Ao fim do dia, troque a terra pelo mar. A Sunset Experience da AlgarExperience parte da marina de Vilamoura a bordo de um catamaran à vela e segue a costa em direcção às grutas de Albufeira enquanto o sol desce sobre o Atlântico. São cerca de duas horas e meia a três horas de navegação tranquila, com welcome drink servido a bordo e, nas saídas mais longas, uma paragem para um mergulho ao entardecer. É uma daquelas experiências que fazem o verão algarvio valer por si — a luz dourada nas falésias, o silêncio do barco à vela, o primeiro fresco da noite. Os preços variam consoante a embarcação e a duração, e em julho e agosto a reserva online antecipada é obrigatória: os lugares esgotam depressa.

À mesa no Algarve
Em Quarteira, na avenida marginal, a Marisqueira Sol e Mar é a prova de que as boas marisqueiras Algarve adentro não precisam de artifícios. Nasceu em 2000 como um pequeno snack-bar e cresceu até se tornar paragem obrigatória de quem leva o marisco a sério: o aquário à entrada dita o menu do dia, das amêijoas aos percebes, da gamba tigre aos búzios e ao lavagante. O pedido certo é a mariscada à Sol e Mar, a travessa da casa, regada com vinho branco bem fresco e rematada com um arroz de marisco a fumegar. Conte com cerca de 38 euros por pessoa numa refeição completa, portas abertas todos os dias do meio-dia às 23h00 — e, em julho, reserva feita com antecedência ou paciência para a fila.

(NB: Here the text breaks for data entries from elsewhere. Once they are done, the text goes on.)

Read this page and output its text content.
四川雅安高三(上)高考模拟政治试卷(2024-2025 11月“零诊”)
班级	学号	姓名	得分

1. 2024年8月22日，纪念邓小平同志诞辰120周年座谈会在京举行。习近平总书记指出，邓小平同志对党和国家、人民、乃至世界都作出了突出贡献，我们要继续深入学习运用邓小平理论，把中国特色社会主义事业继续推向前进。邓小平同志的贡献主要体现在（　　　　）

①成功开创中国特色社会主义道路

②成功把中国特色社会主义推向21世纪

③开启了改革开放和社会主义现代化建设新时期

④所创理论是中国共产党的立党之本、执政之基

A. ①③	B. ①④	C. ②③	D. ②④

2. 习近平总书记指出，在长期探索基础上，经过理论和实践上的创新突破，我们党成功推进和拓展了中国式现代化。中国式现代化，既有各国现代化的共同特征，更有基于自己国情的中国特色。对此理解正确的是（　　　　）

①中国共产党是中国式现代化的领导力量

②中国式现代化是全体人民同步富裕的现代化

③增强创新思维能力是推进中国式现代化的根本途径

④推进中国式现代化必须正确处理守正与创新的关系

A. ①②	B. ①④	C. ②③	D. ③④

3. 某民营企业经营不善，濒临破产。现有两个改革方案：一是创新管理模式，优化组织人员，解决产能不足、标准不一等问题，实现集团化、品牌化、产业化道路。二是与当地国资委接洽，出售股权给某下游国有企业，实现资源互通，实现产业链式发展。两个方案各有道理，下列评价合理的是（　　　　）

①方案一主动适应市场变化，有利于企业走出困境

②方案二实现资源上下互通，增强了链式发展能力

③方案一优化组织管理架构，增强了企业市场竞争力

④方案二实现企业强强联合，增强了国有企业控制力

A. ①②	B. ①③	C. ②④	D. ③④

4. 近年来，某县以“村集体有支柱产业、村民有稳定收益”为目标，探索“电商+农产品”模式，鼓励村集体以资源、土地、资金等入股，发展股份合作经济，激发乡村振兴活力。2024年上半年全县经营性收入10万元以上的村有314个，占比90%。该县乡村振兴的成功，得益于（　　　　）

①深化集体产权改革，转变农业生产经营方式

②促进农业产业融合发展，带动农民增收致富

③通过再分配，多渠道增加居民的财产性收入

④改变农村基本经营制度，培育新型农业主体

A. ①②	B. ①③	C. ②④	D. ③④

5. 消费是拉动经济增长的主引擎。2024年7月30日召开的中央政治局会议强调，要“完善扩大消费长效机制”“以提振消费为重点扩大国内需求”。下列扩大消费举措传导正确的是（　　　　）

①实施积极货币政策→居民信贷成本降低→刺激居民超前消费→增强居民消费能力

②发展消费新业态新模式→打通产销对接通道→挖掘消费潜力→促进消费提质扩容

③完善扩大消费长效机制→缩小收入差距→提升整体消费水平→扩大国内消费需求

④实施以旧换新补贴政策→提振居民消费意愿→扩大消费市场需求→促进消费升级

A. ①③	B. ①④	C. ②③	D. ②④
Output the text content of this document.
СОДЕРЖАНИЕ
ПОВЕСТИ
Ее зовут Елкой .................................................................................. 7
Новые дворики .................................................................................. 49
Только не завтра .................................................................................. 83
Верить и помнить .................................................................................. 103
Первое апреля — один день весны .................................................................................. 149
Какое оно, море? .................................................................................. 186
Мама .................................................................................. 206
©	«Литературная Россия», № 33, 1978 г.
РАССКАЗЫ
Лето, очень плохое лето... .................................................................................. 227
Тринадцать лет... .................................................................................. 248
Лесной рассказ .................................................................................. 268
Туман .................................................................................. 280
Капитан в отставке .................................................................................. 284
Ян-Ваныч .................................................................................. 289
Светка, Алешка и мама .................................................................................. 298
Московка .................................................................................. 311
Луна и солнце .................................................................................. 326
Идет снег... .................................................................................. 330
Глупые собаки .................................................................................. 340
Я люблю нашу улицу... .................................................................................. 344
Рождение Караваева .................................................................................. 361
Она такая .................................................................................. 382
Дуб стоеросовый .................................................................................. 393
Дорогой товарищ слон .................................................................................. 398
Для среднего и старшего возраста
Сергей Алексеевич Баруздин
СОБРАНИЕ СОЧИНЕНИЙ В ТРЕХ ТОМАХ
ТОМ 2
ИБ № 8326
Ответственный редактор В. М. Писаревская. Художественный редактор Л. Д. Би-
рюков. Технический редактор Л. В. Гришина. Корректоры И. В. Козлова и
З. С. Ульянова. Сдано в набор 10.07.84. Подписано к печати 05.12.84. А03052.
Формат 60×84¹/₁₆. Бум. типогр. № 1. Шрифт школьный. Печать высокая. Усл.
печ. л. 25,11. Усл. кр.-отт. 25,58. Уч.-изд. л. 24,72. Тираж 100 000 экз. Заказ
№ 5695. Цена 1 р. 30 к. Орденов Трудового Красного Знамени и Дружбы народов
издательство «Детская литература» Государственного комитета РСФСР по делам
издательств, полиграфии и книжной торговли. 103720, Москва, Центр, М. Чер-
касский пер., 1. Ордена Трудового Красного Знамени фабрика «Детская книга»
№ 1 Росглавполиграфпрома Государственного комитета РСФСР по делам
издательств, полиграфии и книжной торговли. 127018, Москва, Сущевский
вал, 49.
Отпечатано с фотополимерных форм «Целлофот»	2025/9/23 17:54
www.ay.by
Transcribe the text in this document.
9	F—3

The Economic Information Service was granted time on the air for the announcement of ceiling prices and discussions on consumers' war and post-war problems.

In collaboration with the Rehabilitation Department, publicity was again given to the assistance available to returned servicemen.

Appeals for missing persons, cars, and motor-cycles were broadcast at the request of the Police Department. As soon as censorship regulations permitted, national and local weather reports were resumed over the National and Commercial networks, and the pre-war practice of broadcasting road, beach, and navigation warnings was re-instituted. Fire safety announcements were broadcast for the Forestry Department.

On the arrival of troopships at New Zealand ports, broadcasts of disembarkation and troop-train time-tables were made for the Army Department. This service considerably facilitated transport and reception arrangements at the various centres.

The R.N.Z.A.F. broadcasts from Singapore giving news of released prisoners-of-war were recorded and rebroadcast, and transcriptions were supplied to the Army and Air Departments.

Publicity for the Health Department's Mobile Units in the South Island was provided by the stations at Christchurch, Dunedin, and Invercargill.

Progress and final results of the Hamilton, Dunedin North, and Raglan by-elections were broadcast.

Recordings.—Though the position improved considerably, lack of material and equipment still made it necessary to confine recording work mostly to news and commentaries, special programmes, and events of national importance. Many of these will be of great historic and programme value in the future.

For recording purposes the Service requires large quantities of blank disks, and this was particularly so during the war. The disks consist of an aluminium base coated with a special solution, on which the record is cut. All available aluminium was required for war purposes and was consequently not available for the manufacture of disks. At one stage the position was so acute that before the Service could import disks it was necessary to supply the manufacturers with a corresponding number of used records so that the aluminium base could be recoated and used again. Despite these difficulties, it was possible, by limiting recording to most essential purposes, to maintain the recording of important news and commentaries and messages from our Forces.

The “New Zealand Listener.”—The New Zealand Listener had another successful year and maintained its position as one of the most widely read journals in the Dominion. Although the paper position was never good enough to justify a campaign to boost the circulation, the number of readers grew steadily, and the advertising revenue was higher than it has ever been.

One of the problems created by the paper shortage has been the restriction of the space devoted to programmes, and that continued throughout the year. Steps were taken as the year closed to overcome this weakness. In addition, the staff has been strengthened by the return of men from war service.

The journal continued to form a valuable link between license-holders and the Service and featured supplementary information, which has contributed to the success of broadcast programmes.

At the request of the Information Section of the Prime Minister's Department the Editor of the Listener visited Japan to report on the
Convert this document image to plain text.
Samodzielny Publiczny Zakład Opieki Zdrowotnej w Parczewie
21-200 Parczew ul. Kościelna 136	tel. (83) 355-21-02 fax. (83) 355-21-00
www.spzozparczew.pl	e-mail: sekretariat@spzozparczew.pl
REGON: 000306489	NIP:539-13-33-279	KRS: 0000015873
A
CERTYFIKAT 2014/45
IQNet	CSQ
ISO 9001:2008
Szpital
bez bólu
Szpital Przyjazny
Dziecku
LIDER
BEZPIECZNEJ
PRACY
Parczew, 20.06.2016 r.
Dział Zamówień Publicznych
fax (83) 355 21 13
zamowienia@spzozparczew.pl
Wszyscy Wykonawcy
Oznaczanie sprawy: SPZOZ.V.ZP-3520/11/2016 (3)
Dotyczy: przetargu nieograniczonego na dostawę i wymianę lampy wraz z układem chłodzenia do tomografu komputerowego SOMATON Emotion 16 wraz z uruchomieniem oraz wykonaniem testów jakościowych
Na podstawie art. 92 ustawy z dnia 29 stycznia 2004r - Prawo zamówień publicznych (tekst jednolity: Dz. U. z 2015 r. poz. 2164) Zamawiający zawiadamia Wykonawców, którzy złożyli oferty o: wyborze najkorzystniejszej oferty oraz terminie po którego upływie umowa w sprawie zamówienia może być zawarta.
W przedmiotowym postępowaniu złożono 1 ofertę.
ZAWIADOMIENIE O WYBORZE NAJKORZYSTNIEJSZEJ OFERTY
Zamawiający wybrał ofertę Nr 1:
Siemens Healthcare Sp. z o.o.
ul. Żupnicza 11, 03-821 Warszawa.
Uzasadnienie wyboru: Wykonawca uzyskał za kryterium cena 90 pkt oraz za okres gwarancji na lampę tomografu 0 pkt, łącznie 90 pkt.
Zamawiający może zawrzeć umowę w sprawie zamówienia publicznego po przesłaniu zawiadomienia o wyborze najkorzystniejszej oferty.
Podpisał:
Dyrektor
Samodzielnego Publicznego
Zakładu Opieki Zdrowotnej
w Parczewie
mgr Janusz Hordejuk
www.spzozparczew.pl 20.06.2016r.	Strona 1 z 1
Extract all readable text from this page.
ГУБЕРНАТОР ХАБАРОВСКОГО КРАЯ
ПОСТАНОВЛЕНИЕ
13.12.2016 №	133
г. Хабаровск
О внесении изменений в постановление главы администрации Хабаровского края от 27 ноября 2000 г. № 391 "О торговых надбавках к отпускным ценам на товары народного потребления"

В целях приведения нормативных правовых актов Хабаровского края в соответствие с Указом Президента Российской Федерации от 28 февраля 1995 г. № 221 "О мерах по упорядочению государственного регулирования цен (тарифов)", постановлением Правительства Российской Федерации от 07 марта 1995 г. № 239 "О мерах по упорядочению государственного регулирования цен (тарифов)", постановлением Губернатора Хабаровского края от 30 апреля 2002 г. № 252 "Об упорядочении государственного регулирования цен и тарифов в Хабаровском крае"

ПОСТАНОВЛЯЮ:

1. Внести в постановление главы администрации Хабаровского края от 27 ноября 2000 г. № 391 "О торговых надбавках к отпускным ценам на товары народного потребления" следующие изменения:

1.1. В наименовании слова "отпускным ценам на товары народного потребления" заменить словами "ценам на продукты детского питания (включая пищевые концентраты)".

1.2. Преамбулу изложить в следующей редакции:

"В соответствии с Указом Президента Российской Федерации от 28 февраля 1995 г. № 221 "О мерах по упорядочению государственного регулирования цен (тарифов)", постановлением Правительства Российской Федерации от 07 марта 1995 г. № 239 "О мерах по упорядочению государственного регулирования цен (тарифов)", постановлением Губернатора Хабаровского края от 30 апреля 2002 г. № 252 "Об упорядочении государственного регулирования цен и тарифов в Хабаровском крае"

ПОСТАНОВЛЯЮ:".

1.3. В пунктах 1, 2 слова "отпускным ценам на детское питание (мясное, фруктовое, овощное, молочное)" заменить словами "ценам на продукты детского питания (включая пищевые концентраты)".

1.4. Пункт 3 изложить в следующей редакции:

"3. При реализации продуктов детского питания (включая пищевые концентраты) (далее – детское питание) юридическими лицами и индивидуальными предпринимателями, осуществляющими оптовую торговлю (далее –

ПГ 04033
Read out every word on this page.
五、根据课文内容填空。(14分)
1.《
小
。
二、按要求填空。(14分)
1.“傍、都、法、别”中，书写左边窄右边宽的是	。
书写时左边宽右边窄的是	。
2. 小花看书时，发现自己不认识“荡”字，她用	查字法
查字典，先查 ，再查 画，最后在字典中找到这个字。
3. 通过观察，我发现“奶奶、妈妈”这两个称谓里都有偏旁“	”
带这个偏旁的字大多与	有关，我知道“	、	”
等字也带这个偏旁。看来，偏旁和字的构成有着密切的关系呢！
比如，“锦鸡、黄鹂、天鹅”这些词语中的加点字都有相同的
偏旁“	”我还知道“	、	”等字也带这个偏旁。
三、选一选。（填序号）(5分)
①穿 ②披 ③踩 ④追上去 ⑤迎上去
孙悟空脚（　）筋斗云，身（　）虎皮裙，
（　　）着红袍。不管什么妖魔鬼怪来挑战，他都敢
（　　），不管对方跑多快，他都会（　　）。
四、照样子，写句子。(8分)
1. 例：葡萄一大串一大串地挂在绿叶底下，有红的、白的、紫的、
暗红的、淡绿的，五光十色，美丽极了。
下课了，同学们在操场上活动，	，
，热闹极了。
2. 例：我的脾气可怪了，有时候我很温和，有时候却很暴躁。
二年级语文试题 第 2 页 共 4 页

Em Lagos, o verão tem morada certa: o Camilo, empoleirado sobre a Praia do Camilo, na estrada da Ponta da Piedade. A casa está na mesma família há mais de quatro décadas e é daqueles lugares onde o peixe do dia se escolhe quase com os pés na areia: ostras, amêijoas, atum e o peixe fresco na grelha, servidos numa sala envidraçada com o mar por todo o lado. A cozinha funciona em contínuo entre as 12h00 e as 21h30, os preços rondam os 25 a 40 euros por pessoa e a reserva por telefone é mais do que aconselhada — às horas de ponta do verão, sem mesa marcada dificilmente há milagres. Peça uma mesa junto à janela ao fim da tarde e perceberá porque é que há quem marque férias só para voltar aqui.

Do degrau número cem do Beliche ao passadiço da Culatra, das falésias suspensas de Lagoa ao convés de um veleiro em Vilamoura, esta semana o Algarve prova outra vez que não há verão igual ao seu. Escolha um lado do mapa — ou, melhor ainda, os dois — e deixe que o sal faça o resto. Na próxima sexta-feira voltamos com mais praias Algarve 2026, mais mesas e mais razões para descer até ao sul. Até lá, bom fim de semana.